La sérotonine est à la mode : dans son best-seller 12 Règles pour la vie. Un antidote au chaos,paru en janvier 2018, le Canadien Jordan Peterson en faisait déjà une panacée face aux problèmes de notre société. Mais que vaut le dernier Houellebecq ? se demandent des critiques. On peut y répondre en posant deux autres questions : pourquoi prend-on plaisir à lire les romans de Houellebecq ? S’est-il vraiment transformé, comme l’affirment certains critiques, en un citoyen solidaire, prophète et partisan des Gilets Jaunes ?

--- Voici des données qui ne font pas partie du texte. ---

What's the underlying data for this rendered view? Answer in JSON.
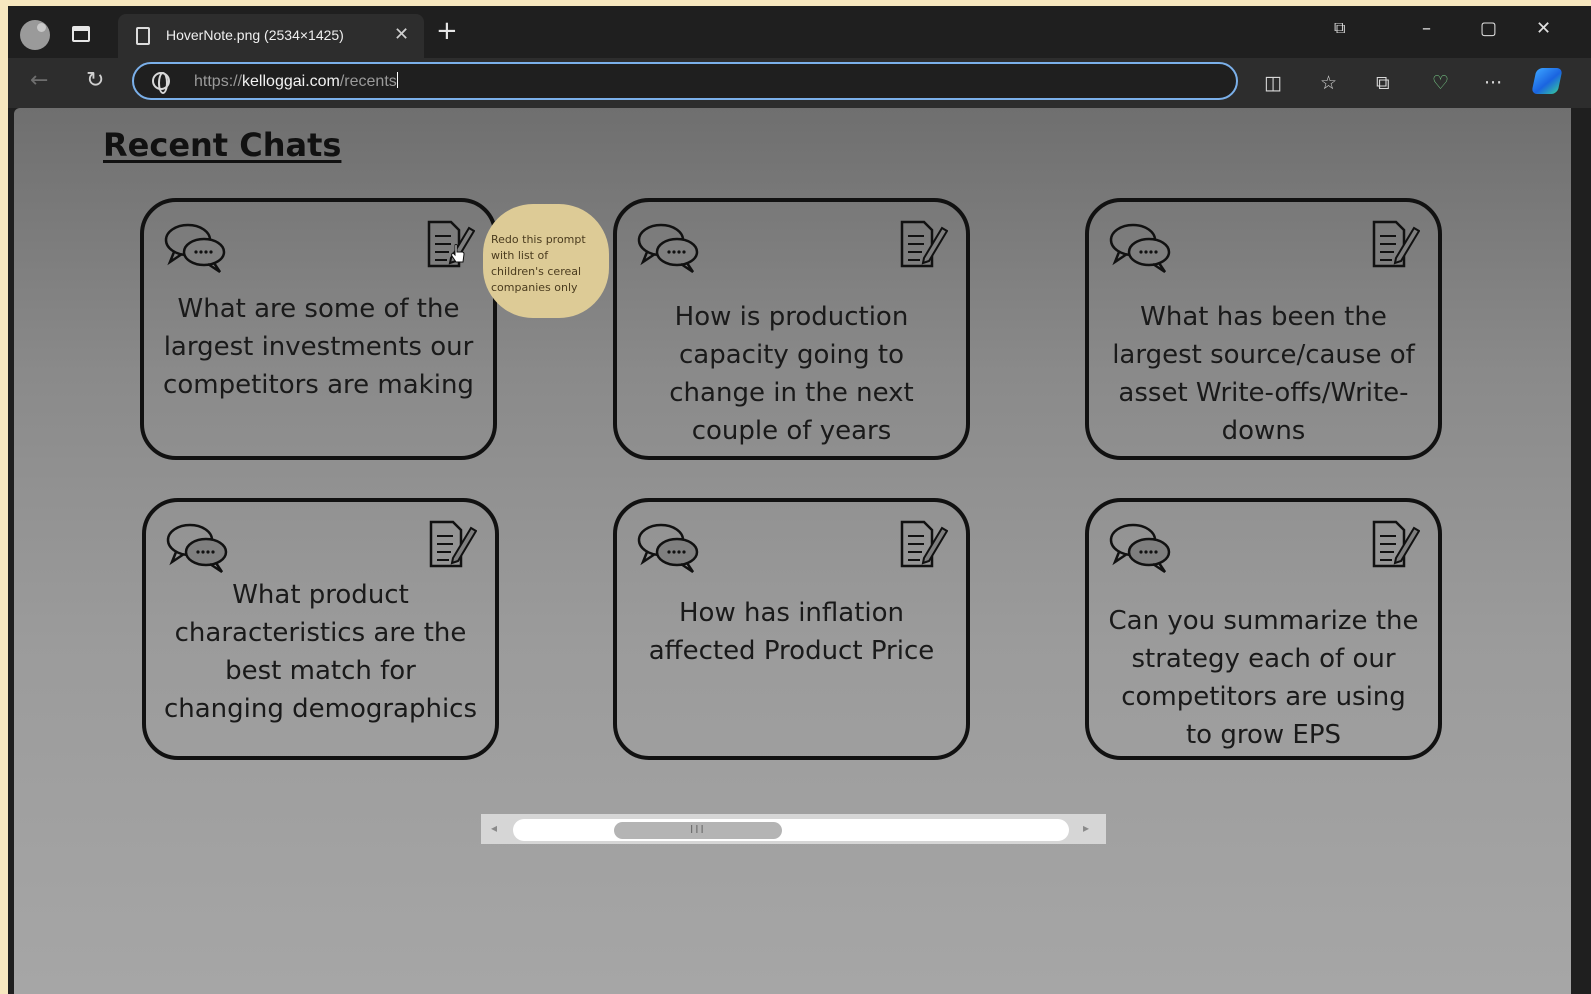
{
  "browser": {
    "tab_title": "HoverNote.png (2534×1425)",
    "tab_close": "✕",
    "new_tab": "+",
    "url_scheme": "https://",
    "url_host": "kelloggai.com",
    "url_path": "/recents",
    "icons": [
      "profile-icon",
      "tab-actions-icon",
      "document-icon",
      "back-icon",
      "refresh-icon",
      "globe-icon",
      "split-screen-icon",
      "favorites-icon",
      "collections-icon",
      "browser-essentials-icon",
      "more-icon",
      "copilot-icon"
    ],
    "window": {
      "minimize": "–",
      "maximize": "▢",
      "close": "✕"
    },
    "toolbar": {
      "back": "←",
      "refresh": "↻",
      "split": "◫",
      "favorites": "☆",
      "collections": "⧉",
      "essentials": "♡",
      "more": "···"
    }
  },
  "page": {
    "title": "Recent Chats",
    "cards": [
      {
        "text": "What are some of the largest investments our competitors are making"
      },
      {
        "text": "How is production capacity going to change in the next couple of years"
      },
      {
        "text": "What has been the largest source/cause of asset Write-offs/Write-downs"
      },
      {
        "text": "What product characteristics are the best match for changing demographics"
      },
      {
        "text": "How has inflation affected Product Price"
      },
      {
        "text": "Can you summarize the strategy each of our competitors are using to grow EPS"
      }
    ],
    "hover_note": "Redo this prompt with list of children's cereal companies only",
    "scrollbar": {
      "left_arrow": "◂",
      "right_arrow": "▸",
      "grip": "III"
    }
  },
  "colors": {
    "accent_border": "#7bb0ea",
    "tooltip_bg": "#ddcb96",
    "card_border": "#111111"
  }
}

Houellebecq a bien sûr analysé les clés de son succès, et il prend bien soin de donner, dans chaque roman, ce qu’en attend le lecteur : du sexe, des « effets de réel » et des partis-pris politiquement incorrects.

L’élément pornographique est celui qui s’est usé le plus vite : les variations zoophile et pédophile sont bien mécaniques, expédiées comme une corvée. Du reste, remarque Houellebecq, en constatant la quantité d’émissions culinaires à la TV, l’Occident régresse au stade oral, « pour le dire dans les termes du guignol autrichien ».
Les « effets de réel » suscitent, me semble-t-il, plus d’excitation. Le name dropping règne partout, qu’il s’agisse d’une carabine (la Steyr Mannlicher HS50), d’une voiture (le 4x4 Mercedes G 350 TD) ou bien sûr d’un magasin d’alimentation (et on a l’étude comparée des mérites de Monop Daily et de Carrefour City). Ces références nous procurent le plaisir de reconnaître, sublimées par l’écriture, nos expériences quotidiennes, et peuvent même nous donner l’impression de mieux maîtriser notre environnement.

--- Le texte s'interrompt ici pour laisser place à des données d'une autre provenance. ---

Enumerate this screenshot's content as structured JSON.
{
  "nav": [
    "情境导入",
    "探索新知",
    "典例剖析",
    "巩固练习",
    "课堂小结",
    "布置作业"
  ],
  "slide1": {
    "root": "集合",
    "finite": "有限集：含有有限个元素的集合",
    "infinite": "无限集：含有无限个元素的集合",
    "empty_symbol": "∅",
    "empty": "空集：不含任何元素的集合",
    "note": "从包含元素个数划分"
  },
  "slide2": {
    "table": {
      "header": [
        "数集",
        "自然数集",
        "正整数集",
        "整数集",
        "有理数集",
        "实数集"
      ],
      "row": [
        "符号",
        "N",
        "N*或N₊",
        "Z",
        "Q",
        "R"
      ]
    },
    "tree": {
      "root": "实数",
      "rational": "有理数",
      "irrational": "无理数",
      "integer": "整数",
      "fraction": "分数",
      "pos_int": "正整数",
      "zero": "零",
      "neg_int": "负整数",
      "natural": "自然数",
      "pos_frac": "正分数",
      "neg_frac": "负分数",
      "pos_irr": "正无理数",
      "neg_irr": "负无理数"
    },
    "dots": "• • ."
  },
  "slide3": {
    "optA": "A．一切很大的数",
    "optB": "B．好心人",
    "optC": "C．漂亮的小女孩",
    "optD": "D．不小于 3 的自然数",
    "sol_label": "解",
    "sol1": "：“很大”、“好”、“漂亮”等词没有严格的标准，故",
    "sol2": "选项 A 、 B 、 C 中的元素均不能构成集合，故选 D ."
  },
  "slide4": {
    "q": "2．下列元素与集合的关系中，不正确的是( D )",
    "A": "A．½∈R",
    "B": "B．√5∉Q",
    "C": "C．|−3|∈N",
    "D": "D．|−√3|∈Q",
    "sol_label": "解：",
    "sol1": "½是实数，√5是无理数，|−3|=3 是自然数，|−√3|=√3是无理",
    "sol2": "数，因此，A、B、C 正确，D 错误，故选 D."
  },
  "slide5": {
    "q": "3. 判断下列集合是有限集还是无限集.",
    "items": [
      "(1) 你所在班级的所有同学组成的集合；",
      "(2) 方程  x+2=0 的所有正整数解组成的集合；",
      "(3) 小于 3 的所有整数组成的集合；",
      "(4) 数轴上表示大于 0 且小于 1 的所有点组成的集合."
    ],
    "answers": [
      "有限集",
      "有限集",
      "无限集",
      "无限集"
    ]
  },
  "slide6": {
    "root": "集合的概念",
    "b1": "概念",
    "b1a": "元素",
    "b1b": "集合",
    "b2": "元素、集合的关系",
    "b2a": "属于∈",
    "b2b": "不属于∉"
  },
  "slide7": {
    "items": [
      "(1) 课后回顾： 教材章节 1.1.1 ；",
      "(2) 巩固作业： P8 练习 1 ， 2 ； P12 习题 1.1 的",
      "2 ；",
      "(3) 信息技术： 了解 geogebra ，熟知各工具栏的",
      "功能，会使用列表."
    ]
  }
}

Le name dropping est particulièrement intense en ce qui concerne les noms de lieux : tout comme le Tour de France, un roman de Houellebecq nous permet de découvrir nombre de villages aux noms bucoliques : le héros de La Carte et le territoire se fixait dans la Creuse, à Châtelus-le-Marcheix ; ici, nous sillonnons la Suisse normande, avec des étapes à Thury-Harcourt, Bazoches-au-Houlme, Canville-la-Rocque, Rabodanges, Putanges...On penserait presque au livre Noms de pays de la Recherche du temps perdu, ou au Conscrit des cent villages d’Aragon, n’était l’ironie malveillante qui préside, plus que la poésie, au choix de certains noms.

Comme d’habitude, le récit des amours et des ratages de Claude-Florent est émaillé de notices d’information (toujours tirées de Wikipédia, mais, maintenant, plus succinctes) sur les sujets les plus divers : la station naturiste d’Al Alquian (El Alquian en réalité, mais, souvenir de Houellebecq ?, Houellebecq veut sans doute faire allusion à l’arabisation de la côte andalouse), la géniale stratégie touristique de Franco, l’ancienneté de la famille aristocratique des Harcourt, la politique agricole européenne mortelle pour les producteurs d’abricots du Roussillon ou les éleveurs normands, l’abominable élevage en batterie des poules du côté d’Elbeuf...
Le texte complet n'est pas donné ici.